Pascal Lammerich, Kaderplaner und Scout beim SC Fortuna Köln, spricht im Interview über seinen Werdegang sowie den Scouting-Prozess.
Fortuna Kölns Scout Pascal Lammerich„Meinen Erfolg mache ich an der Teamentwicklung fest“

Pascal Lammerich (l.) neben Co-Trainer Hamdi Dahmani
Copyright: Fabian Struetz/Fortuna Köln
Herr Lammerich, Sie sind nun seit geraumer Zeit Kaderplaner und Scout beim SC Fortuna Köln. Wie kamen Sie zu dem Job?
Pascal Lammerich. Ich studierte erst Sport an der Sporthochschule in Köln. 2008 bin ich dann auf die Arbeitsstelle für Scouting-Studien zugegangen. Über die Jahre habe ich dort viele Projekte begleitet. Darüber kam auch der Kontakt zu Fortuna Köln zustande. Zu meiner Studienzeit war ein systematisches Videoscouting von der Regionalliga noch nicht durchführbar, am Wochenende war man bei mehreren Spielen live vor Ort.

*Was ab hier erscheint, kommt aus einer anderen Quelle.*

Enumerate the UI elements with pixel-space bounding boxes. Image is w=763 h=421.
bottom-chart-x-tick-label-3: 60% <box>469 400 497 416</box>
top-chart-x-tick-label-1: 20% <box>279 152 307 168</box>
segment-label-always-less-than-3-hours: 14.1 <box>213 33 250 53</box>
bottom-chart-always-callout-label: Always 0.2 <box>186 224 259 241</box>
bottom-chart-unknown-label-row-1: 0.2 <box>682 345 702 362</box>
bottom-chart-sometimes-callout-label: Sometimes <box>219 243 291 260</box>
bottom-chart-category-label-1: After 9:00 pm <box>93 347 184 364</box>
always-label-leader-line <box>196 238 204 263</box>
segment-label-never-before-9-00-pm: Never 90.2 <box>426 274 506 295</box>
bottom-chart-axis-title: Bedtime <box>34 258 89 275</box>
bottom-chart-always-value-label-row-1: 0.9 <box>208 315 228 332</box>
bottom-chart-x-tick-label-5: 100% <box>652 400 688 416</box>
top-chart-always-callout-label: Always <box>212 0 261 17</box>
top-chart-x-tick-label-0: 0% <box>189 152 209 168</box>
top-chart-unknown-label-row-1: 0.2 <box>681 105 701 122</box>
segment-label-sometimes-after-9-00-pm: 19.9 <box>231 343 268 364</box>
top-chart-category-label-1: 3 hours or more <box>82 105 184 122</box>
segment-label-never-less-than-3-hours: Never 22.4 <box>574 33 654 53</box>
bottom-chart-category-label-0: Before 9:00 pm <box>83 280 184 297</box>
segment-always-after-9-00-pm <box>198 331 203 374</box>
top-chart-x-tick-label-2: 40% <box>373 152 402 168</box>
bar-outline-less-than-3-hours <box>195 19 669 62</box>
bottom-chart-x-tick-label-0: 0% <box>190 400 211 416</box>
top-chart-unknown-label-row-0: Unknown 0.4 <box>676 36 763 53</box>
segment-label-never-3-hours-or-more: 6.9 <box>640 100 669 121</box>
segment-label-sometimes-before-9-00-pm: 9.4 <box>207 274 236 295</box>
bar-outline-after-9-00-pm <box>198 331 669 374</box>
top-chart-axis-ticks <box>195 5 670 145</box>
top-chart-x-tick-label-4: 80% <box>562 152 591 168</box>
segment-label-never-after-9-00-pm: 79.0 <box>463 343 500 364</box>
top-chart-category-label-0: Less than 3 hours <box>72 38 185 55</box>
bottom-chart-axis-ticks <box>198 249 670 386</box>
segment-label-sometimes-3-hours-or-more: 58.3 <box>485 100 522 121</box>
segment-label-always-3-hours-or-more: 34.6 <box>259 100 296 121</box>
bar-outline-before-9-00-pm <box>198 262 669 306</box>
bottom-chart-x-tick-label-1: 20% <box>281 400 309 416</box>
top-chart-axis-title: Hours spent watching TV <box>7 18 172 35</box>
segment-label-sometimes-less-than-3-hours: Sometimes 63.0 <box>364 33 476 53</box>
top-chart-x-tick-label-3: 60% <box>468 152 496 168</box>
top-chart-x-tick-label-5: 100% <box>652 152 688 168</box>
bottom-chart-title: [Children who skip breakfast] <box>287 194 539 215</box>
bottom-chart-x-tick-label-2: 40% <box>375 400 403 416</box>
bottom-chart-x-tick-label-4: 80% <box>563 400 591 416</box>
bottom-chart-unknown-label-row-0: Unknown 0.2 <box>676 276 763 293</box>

Welche Herausforderungen gab es während dieser Zeit für Sie?
Nach dem Sport-Studium bin ich unvorbereitet in die Fußball-Arbeitswelt gegangen. Mit Nebenjobs hielt ich mich über Wasser, nebenbei schickte ich Spielanalysen an den ehemaligen Fortuna-Trainer Uwe Koschinat. Das änderte sich mit dem Aufstieg der Fortuna im Jahr 2014. Ich erhielt meinen ersten Arbeitsvertrag. Damals gab es durch den Aufstieg ganz neue Möglichkeiten für ein systematisches Videoscouting, wofür ich verantwortlich war.
Lange Zusammenarbeit mit Uwe Koschinat
Gibt es eine Anekdote, an die Sie sich besonders gerne erinnern?
Klar! Ich bin damals kurz vor den Relegations-Spielen um den Aufstieg in die Dritte Liga gegen den FC Bayern München II in aller Früh mit dem Flixbus Richtung München gefahren. Dort habe ich mir das Spiel der Münchner gegen den FC Memmingen angeschaut. Den Spielbericht schickte ich an Fortuna-Trainer Uwe Koschinat. Ich glaube, dadurch habe ich mich auch in den Vordergrund bei der Scouting-Auswahl gestellt.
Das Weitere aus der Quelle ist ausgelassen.